André Gagnon’s opera Nelligan premiered in 1990 at the Grand Theatre de Québec with a pop cast. On Saturday, the Atelier lyrique de l’Opéra de Montréal reprised it, twenty years on, at the Monument National. A more ambitious production than anything the Opéra de Montréal has dared at Place des Arts, it is full of talented young singers and features local tenor stalwart Marc Hervieux as insurance.
The experience was electric and confusing, like breakfast with Tesla: evidence that opera is alive and a sign that something is the matter with it. Nelligan is a romantic embalming whose libretto (by Michel Tremblay) could have been written in 1899, the year the poet had his breakdown. It makes a poor argument for the relevance of the art. A contemporary opera is more than updated music; it is a rethinking of the form.
The revival should have been an opportunity for much-needed renewal, a reading to bring out contradictions that don’t fit into the myth of artistic martyrdom. This Émile is just one of “two poor wet cats on the way to the slaughterhouse,” as Tremblay puts it.
Myths usually serve some purpose. Though Nelligan’s ideology is unclear, it leans to moralistic determinism: Émile must ‘die’ because he is a great poet. His mother must ‘die’ in giving him up. His father must ‘die’ a slave to his Irishness. Minor characters like Father Seers and Françoise resonate somebody else’s ideas, and only promising performances by baritone Pierre Rancourt and mezzo-soprano Catherine Daniel gave them any life.

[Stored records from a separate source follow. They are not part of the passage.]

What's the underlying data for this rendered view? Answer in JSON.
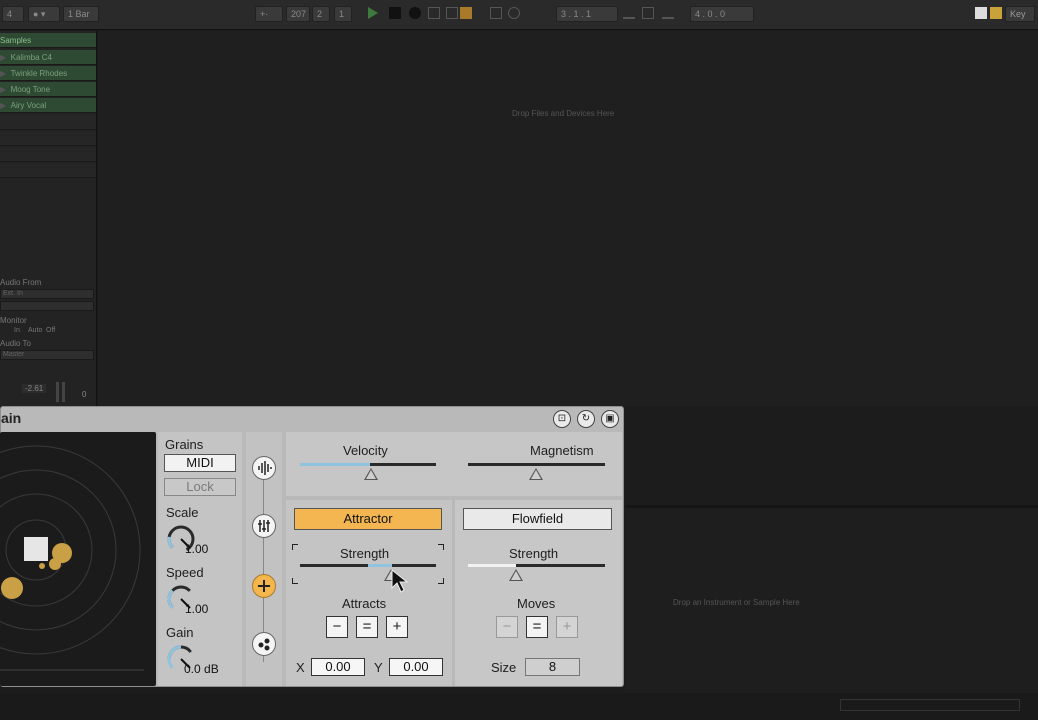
{
  "topbar": {
    "meter_value": "4",
    "quantize": "1 Bar",
    "tempo": "207",
    "tempo_frac": "2",
    "time_sig": "1",
    "position": "3 . 1 . 1",
    "loop_len": "4 . 0 . 0",
    "key_label": "Key"
  },
  "browser": {
    "category": "Samples",
    "clips": [
      "Kalimba C4",
      "Twinkle Rhodes",
      "Moog Tone",
      "Airy Vocal"
    ],
    "audio_from_label": "Audio From",
    "audio_from_value": "Ext. In",
    "monitor_label": "Monitor",
    "monitor_options": [
      "In",
      "Auto",
      "Off"
    ],
    "audio_to_label": "Audio To",
    "audio_to_value": "Master",
    "volume": "-2.61",
    "pan": "0"
  },
  "main": {
    "drop_hint": "Drop Files and Devices Here",
    "lower_drop_hint": "Drop an Instrument or Sample Here"
  },
  "device": {
    "title": "ain",
    "grains_label": "Grains",
    "midi_button": "MIDI",
    "lock_button": "Lock",
    "scale_label": "Scale",
    "scale_value": "1.00",
    "speed_label": "Speed",
    "speed_value": "1.00",
    "gain_label": "Gain",
    "gain_value": "0.0 dB",
    "velocity_label": "Velocity",
    "velocity_level": 0.5,
    "magnetism_label": "Magnetism",
    "magnetism_level": 0.5,
    "attractor_button": "Attractor",
    "flowfield_button": "Flowfield",
    "attr_strength_label": "Strength",
    "attr_strength_level": 0.55,
    "flow_strength_label": "Strength",
    "flow_strength_level": 0.35,
    "attracts_label": "Attracts",
    "moves_label": "Moves",
    "minus": "−",
    "equals": "=",
    "plus": "+",
    "x_label": "X",
    "x_value": "0.00",
    "y_label": "Y",
    "y_value": "0.00",
    "size_label": "Size",
    "size_value": "8",
    "accent_color": "#f2b64c",
    "slider_color": "#8fc3df"
  }
}
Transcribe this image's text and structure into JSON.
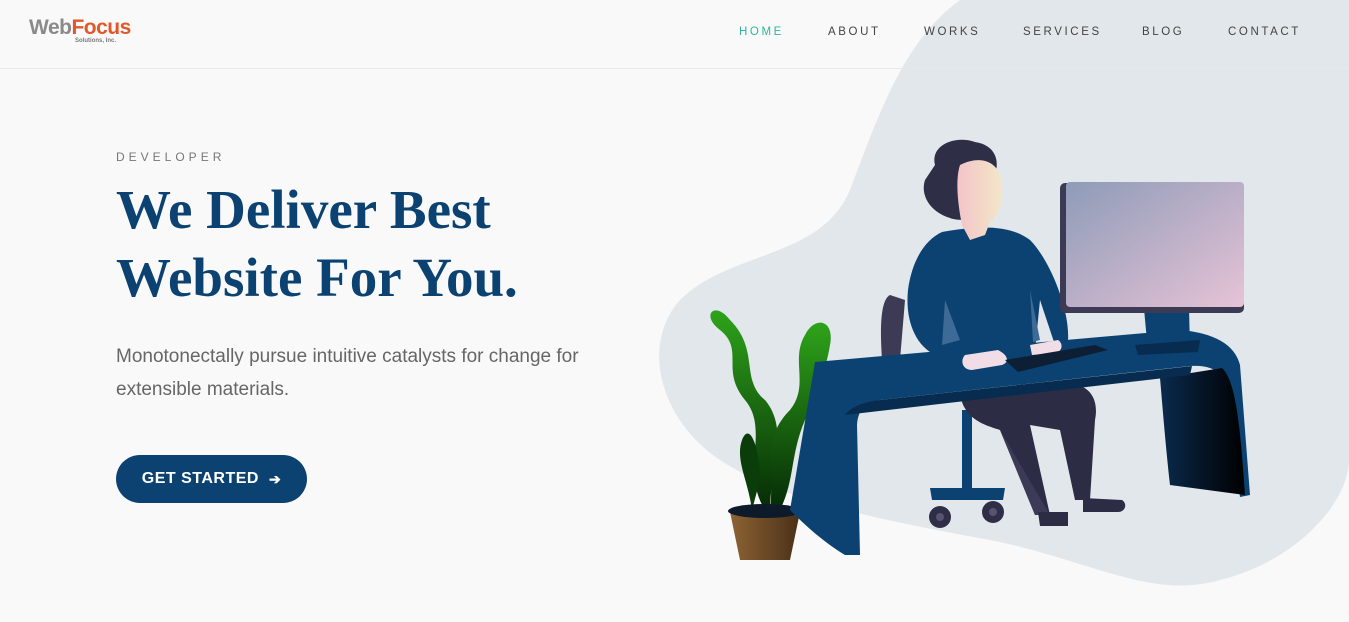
{
  "brand": {
    "logo_word_1": "Web",
    "logo_word_2": "Focus",
    "logo_sub": "Solutions, Inc."
  },
  "nav": {
    "items": [
      {
        "label": "HOME",
        "active": true
      },
      {
        "label": "ABOUT",
        "active": false
      },
      {
        "label": "WORKS",
        "active": false
      },
      {
        "label": "SERVICES",
        "active": false
      },
      {
        "label": "BLOG",
        "active": false
      },
      {
        "label": "CONTACT",
        "active": false
      }
    ]
  },
  "hero": {
    "eyebrow": "DEVELOPER",
    "headline_line_1": "We Deliver Best",
    "headline_line_2": "Website For You.",
    "description": "Monotonectally pursue intuitive catalysts for change for extensible materials.",
    "cta_label": "GET STARTED",
    "cta_icon": "arrow-right-icon"
  },
  "colors": {
    "accent": "#2fb59a",
    "brand_navy": "#0b4271",
    "logo_gray": "#8a8a8a",
    "logo_orange": "#e2572a",
    "blob": "#e1e7eb"
  }
}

Old Nelligan did not seem much work for Hervieux, who often stood and watched the cast time travel, a cinematic trick that struggled through the river of syrup oozing from the pit. Two pianos lounged next to a cello salvaged from the Titanic and made beautiful music, though at times I admit I found it difficult. As I meditated on Tremblay’s words, the melodies seemed like leaden ingots flying molten from the keys on sapphire wings, striking my heart with golden daggers of sound, poisoning me, until I wondered whether so much feeling wasn’t fattening. I had invited my doctor (it is the only time I can get an appointment), and she assured me that I would be fine because I am a true critic.
The evening had two stars: Dominique Côté was energetic and bold as Young Nelligan, and Caroline Bleau was lucid and warm as his mother. Bleau managed to break through the sentimental fog and arrive at song we could trust, which was the night’s greatest achievement.
You could write an essay on lullaby forms in Nelligan, but I don’t recommend it. Try to think instead about the challenge of this opera, which attempts to distill a brief and laden life together with decades of its cultural importance. A life that asked about the role of art in the modern world; whether one can belong to two cultures; and will French survive in the face of continental English?
These are relevant questions – so let’s have some relevant opera about them.